Boating has many origins and the location of the helm is based on both ancient customs and practical reasons. Steering on the (starboard) right-hand side is probably as old as boating itself.

Origins

The steering oar or rudder was on the right side of boats long before the invention of engines and propellers and the earliest boats were propelled and steered by paddles. Right-handed paddlers would naturally steer from the right-hand side of the boat. Since the majority of people are right handed so steering on the right was more natural.

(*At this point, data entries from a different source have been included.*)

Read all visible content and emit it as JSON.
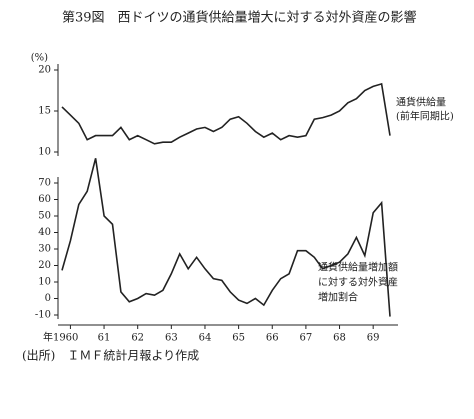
{
  "chart_data": [
    {
      "type": "line",
      "title": "第39図　西ドイツの通貨供給量増大に対する対外資産の影響",
      "y_unit": "(%)",
      "annotations": [
        "通貨供給量",
        "(前年同期比)"
      ],
      "x": [
        1959.75,
        1960,
        1960.25,
        1960.5,
        1960.75,
        1961,
        1961.25,
        1961.5,
        1961.75,
        1962,
        1962.25,
        1962.5,
        1962.75,
        1963,
        1963.25,
        1963.5,
        1963.75,
        1964,
        1964.25,
        1964.5,
        1964.75,
        1965,
        1965.25,
        1965.5,
        1965.75,
        1966,
        1966.25,
        1966.5,
        1966.75,
        1967,
        1967.25,
        1967.5,
        1967.75,
        1968,
        1968.25,
        1968.5,
        1968.75,
        1969,
        1969.25,
        1969.5
      ],
      "xlim": [
        1959.75,
        1969.5
      ],
      "series": [
        {
          "color": "#222222",
          "values": [
            15.5,
            14.5,
            13.5,
            11.5,
            12,
            12,
            12,
            13,
            11.5,
            12,
            11.5,
            11,
            11.2,
            11.2,
            11.8,
            12.3,
            12.8,
            13,
            12.5,
            13,
            14,
            14.3,
            13.5,
            12.5,
            11.8,
            12.3,
            11.5,
            12,
            11.8,
            12,
            14,
            14.2,
            14.5,
            15,
            16,
            16.5,
            17.5,
            18,
            18.3,
            12
          ]
        }
      ],
      "ylim": [
        10,
        20
      ],
      "yticks": [
        10,
        15,
        20
      ]
    },
    {
      "type": "line",
      "annotations": [
        "通貨供給量増加額",
        "に対する対外資産",
        "増加割合"
      ],
      "x": [
        1959.75,
        1960,
        1960.25,
        1960.5,
        1960.75,
        1961,
        1961.25,
        1961.5,
        1961.75,
        1962,
        1962.25,
        1962.5,
        1962.75,
        1963,
        1963.25,
        1963.5,
        1963.75,
        1964,
        1964.25,
        1964.5,
        1964.75,
        1965,
        1965.25,
        1965.5,
        1965.75,
        1966,
        1966.25,
        1966.5,
        1966.75,
        1967,
        1967.25,
        1967.5,
        1967.75,
        1968,
        1968.25,
        1968.5,
        1968.75,
        1969,
        1969.25,
        1969.5
      ],
      "xlim": [
        1959.75,
        1969.5
      ],
      "xticks": [
        {
          "value": 1960,
          "label": "年1960"
        },
        {
          "value": 1961,
          "label": "61"
        },
        {
          "value": 1962,
          "label": "62"
        },
        {
          "value": 1963,
          "label": "63"
        },
        {
          "value": 1964,
          "label": "64"
        },
        {
          "value": 1965,
          "label": "65"
        },
        {
          "value": 1966,
          "label": "66"
        },
        {
          "value": 1967,
          "label": "67"
        },
        {
          "value": 1968,
          "label": "68"
        },
        {
          "value": 1969,
          "label": "69"
        }
      ],
      "series": [
        {
          "color": "#222222",
          "values": [
            17,
            35,
            57,
            65,
            85,
            50,
            45,
            4,
            -2,
            0,
            3,
            2,
            5,
            15,
            27,
            18,
            25,
            18,
            12,
            11,
            4,
            -1,
            -3,
            0,
            -4,
            5,
            12,
            15,
            29,
            29,
            25,
            18,
            20,
            22,
            27,
            37,
            26,
            52,
            58,
            -11
          ]
        }
      ],
      "ylim": [
        -10,
        70
      ],
      "yticks": [
        -10,
        0,
        10,
        20,
        30,
        40,
        50,
        60,
        70
      ]
    }
  ],
  "source": "(出所)　ＩＭＦ統計月報より作成"
}
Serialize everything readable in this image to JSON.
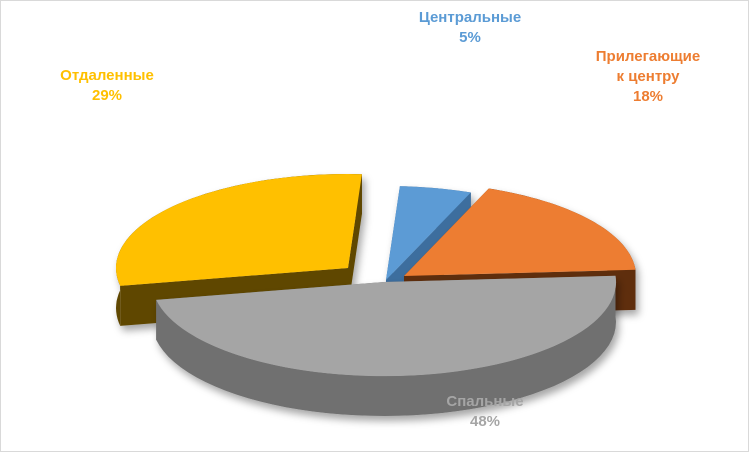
{
  "chart_data": {
    "type": "pie",
    "title": "",
    "slices": [
      {
        "label": "Центральные",
        "value": 5,
        "value_label": "5%",
        "color": "#5b9bd5",
        "side": "#3d6e9e"
      },
      {
        "label": "Прилегающие к центру",
        "label_lines": [
          "Прилегающие",
          "к центру"
        ],
        "value": 18,
        "value_label": "18%",
        "color": "#ed7d31",
        "side": "#5e2e10"
      },
      {
        "label": "Спальные",
        "value": 48,
        "value_label": "48%",
        "color": "#a5a5a5",
        "side": "#6f6f6f"
      },
      {
        "label": "Отдаленные",
        "value": 29,
        "value_label": "29%",
        "color": "#ffc000",
        "side": "#5f4700"
      }
    ],
    "legend": "none",
    "style": "3d-exploded"
  }
}
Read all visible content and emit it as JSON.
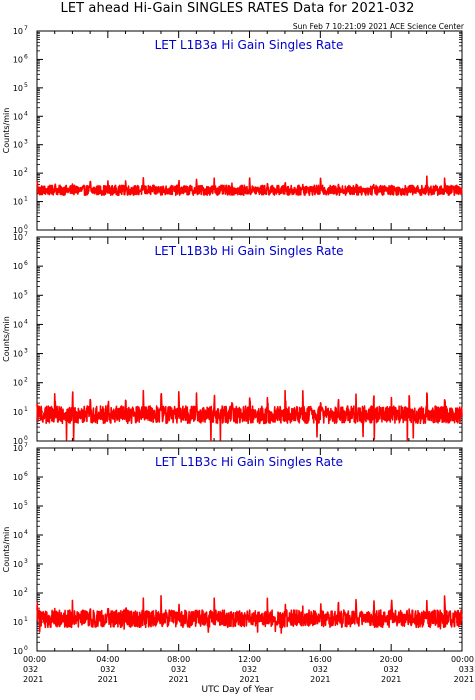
{
  "title": "LET ahead Hi-Gain SINGLES RATES Data for 2021-032",
  "generated": "Sun Feb  7 10:21:09 2021 ACE Science Center",
  "x_axis_title": "UTC Day of Year",
  "colors": {
    "series": "#ff0000",
    "panel_title": "#0000cc",
    "axis": "#000000",
    "background": "#ffffff"
  },
  "chart_data": [
    {
      "type": "line",
      "title": "LET L1B3a Hi Gain Singles Rate",
      "ylabel": "Counts/min",
      "yscale": "log",
      "ylim": [
        1,
        10000000
      ],
      "yticks": [
        "10^0",
        "10^1",
        "10^2",
        "10^3",
        "10^4",
        "10^5",
        "10^6",
        "10^7"
      ],
      "xlim": [
        "2021-032 00:00",
        "2021-033 00:00"
      ],
      "xticks": [
        {
          "time": "00:00",
          "day": "032",
          "year": "2021"
        },
        {
          "time": "04:00",
          "day": "032",
          "year": "2021"
        },
        {
          "time": "08:00",
          "day": "032",
          "year": "2021"
        },
        {
          "time": "12:00",
          "day": "032",
          "year": "2021"
        },
        {
          "time": "16:00",
          "day": "032",
          "year": "2021"
        },
        {
          "time": "20:00",
          "day": "032",
          "year": "2021"
        },
        {
          "time": "00:00",
          "day": "033",
          "year": "2021"
        }
      ],
      "series": [
        {
          "baseline": 25,
          "peak": 60,
          "min": 13
        }
      ]
    },
    {
      "type": "line",
      "title": "LET L1B3b Hi Gain Singles Rate",
      "ylabel": "Counts/min",
      "yscale": "log",
      "ylim": [
        1,
        10000000
      ],
      "yticks": [
        "10^0",
        "10^1",
        "10^2",
        "10^3",
        "10^4",
        "10^5",
        "10^6",
        "10^7"
      ],
      "xlim": [
        "2021-032 00:00",
        "2021-033 00:00"
      ],
      "xticks": [],
      "series": [
        {
          "baseline": 8,
          "peak": 45,
          "min": 1
        }
      ]
    },
    {
      "type": "line",
      "title": "LET L1B3c Hi Gain Singles Rate",
      "ylabel": "Counts/min",
      "yscale": "log",
      "ylim": [
        1,
        10000000
      ],
      "yticks": [
        "10^0",
        "10^1",
        "10^2",
        "10^3",
        "10^4",
        "10^5",
        "10^6",
        "10^7"
      ],
      "xlim": [
        "2021-032 00:00",
        "2021-033 00:00"
      ],
      "xticks": [],
      "series": [
        {
          "baseline": 13,
          "peak": 55,
          "min": 4
        }
      ]
    }
  ]
}
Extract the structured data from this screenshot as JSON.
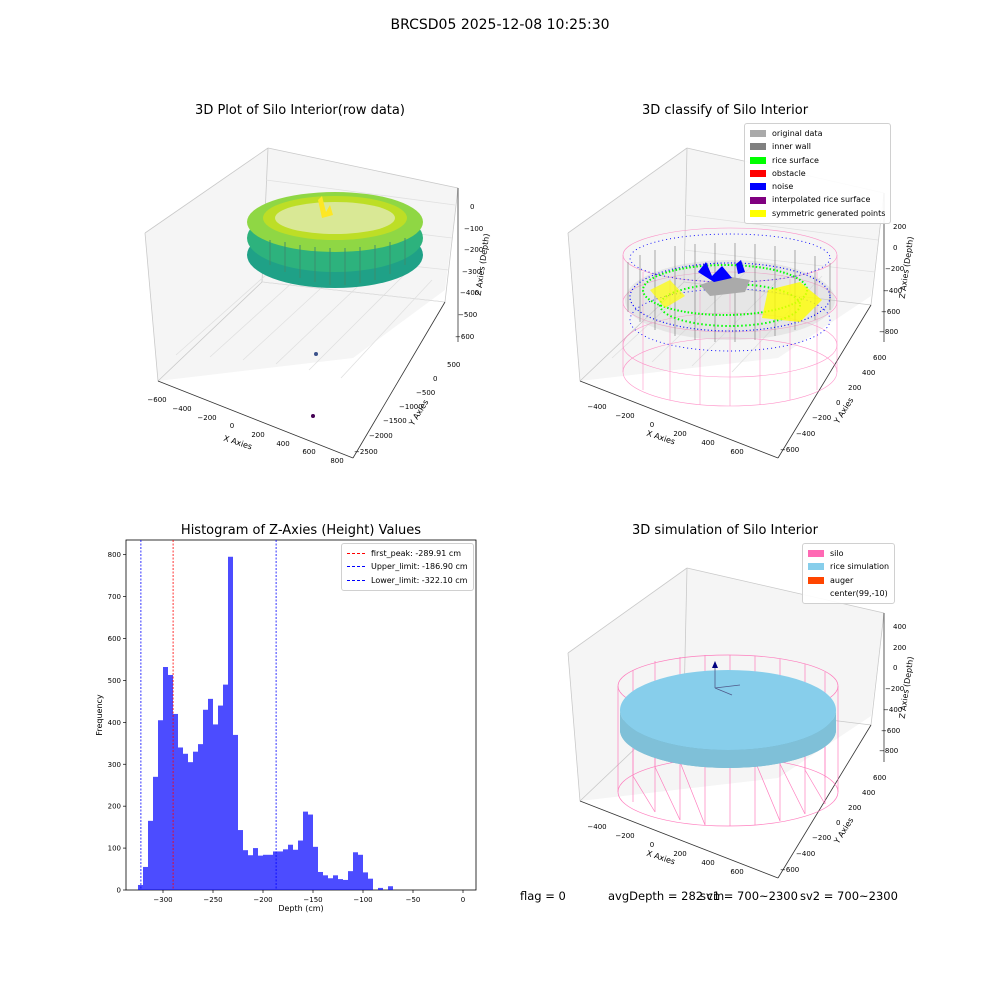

The International Collision Regulations also tell us to give way to starboard so sitting on the starboard side lets us see vessels we need to give way to sooner.

Starboard

According to the United Kingdom’s National Maritime Museum, as larger boats developed, the paddle was gradually replaced by a large oar permanently attached to the right side. Anglo-Saxon sailors called this device the “steorboard” which gradually became “starboard”. The steering apparatus is sometimes placed in the centre of the vessel but the term “starboard” remained the name for the vessel’s right-hand side.

Port

Today the left-hand side of a vessel is called “port”. However, in the early Middle Ages, Anglo-Saxon sailors used the term “baecbord” which may have come from the fact that the sailor steering the vessel had his back to the left-hand side. In later times, sailors used the term “larboard” which may have been derived from “ladderboard”, meaning the left-hand side of the ship where passengers and cargo were loaded (‘laded’). In the 19th century, “port” was adopted as the term for the left-hand side because of confusion caused by the similar sounding words “starboard” and “larboard”. Port also was the side you used to go ashore or into Port.